Tal vez ese miedo fuera el que apenas me dejó probar bocado durante la cena. Héctor seguía distante, y sentía la mirada de César clavada en mí en todo momento. Tan desagradable fue aquello que acabé yéndome a dormir antes que nadie, y esa noche no hubo historia de terror para Guille.
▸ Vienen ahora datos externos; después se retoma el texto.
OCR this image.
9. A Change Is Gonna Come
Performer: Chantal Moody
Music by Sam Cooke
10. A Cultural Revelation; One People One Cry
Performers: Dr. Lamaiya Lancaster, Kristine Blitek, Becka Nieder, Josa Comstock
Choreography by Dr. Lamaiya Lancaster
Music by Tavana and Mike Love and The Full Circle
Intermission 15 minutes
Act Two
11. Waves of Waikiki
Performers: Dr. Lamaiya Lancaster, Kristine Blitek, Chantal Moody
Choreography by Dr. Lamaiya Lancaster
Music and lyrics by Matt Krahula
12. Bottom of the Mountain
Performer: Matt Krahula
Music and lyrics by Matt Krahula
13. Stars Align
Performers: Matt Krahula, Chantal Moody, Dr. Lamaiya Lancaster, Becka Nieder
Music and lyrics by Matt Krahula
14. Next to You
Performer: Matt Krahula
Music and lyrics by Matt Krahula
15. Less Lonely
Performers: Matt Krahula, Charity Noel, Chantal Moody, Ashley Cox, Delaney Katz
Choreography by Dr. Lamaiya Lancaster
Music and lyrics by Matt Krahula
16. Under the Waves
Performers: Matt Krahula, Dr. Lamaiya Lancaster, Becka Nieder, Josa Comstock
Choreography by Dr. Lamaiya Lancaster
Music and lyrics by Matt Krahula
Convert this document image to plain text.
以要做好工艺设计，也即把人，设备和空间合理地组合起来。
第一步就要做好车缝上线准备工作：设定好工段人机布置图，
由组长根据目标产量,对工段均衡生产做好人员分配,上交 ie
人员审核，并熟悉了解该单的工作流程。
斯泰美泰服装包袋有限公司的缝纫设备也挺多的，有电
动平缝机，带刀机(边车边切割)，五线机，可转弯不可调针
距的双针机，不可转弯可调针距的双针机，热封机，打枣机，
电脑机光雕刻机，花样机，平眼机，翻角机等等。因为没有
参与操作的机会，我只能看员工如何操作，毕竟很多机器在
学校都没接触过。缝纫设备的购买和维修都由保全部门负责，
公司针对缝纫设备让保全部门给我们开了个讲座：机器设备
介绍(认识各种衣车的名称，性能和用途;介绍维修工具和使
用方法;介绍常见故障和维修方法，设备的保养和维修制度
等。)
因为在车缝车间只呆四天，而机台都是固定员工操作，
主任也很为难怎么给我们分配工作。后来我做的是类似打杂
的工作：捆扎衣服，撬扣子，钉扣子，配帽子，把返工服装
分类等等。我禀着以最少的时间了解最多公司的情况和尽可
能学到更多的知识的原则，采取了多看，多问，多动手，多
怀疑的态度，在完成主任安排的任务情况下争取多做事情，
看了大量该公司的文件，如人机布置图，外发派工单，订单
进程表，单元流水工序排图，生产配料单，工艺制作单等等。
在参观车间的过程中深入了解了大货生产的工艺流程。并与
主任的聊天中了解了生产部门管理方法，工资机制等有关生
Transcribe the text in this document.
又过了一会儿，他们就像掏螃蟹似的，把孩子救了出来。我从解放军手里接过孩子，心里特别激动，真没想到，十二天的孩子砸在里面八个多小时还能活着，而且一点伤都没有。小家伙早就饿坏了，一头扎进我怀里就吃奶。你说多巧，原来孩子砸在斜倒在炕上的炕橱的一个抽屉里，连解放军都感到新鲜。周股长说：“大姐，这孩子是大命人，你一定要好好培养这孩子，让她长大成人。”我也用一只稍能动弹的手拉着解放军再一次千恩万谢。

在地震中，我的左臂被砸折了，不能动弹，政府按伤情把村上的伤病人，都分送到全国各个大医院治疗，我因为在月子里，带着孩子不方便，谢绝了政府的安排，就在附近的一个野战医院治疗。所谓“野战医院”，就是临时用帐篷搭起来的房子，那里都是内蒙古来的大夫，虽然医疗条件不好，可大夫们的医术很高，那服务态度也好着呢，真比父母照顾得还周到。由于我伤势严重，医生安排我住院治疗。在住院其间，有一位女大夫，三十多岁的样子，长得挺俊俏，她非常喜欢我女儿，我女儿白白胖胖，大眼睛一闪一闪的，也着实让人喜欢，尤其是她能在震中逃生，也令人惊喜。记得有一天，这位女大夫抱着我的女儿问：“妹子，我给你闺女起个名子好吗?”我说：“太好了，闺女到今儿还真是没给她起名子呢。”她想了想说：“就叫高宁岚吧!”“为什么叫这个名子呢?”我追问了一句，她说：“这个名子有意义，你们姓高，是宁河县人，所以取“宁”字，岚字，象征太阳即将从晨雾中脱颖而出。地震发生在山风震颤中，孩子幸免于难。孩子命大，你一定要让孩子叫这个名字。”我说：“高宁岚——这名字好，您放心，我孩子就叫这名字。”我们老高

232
No logré dormir por culpa del pensamiento que me atormentaba, y cuando Héctor subió por fin, levanté la cabeza para verle entrar.
—No te preocupes que sólo vengo a por mis cosas —me dijo—. Supongo que prefieres que me vaya a otra habitación.
—En realidad, preferiría que te quedaras —le pedí—. Por favor.
Sonrió y se sentó en la cama, a mi lado, y yo me incorporé para poder besarle. Tenía que hacer el amor con él, necesitaba hacer el amor con él otra vez.
“Sólo ha sido por la situación, por la novedad y el morbo” me dije mientras comenzábamos desnudarnos en la oscuridad, “sólo por eso me ha gustado más que con él”.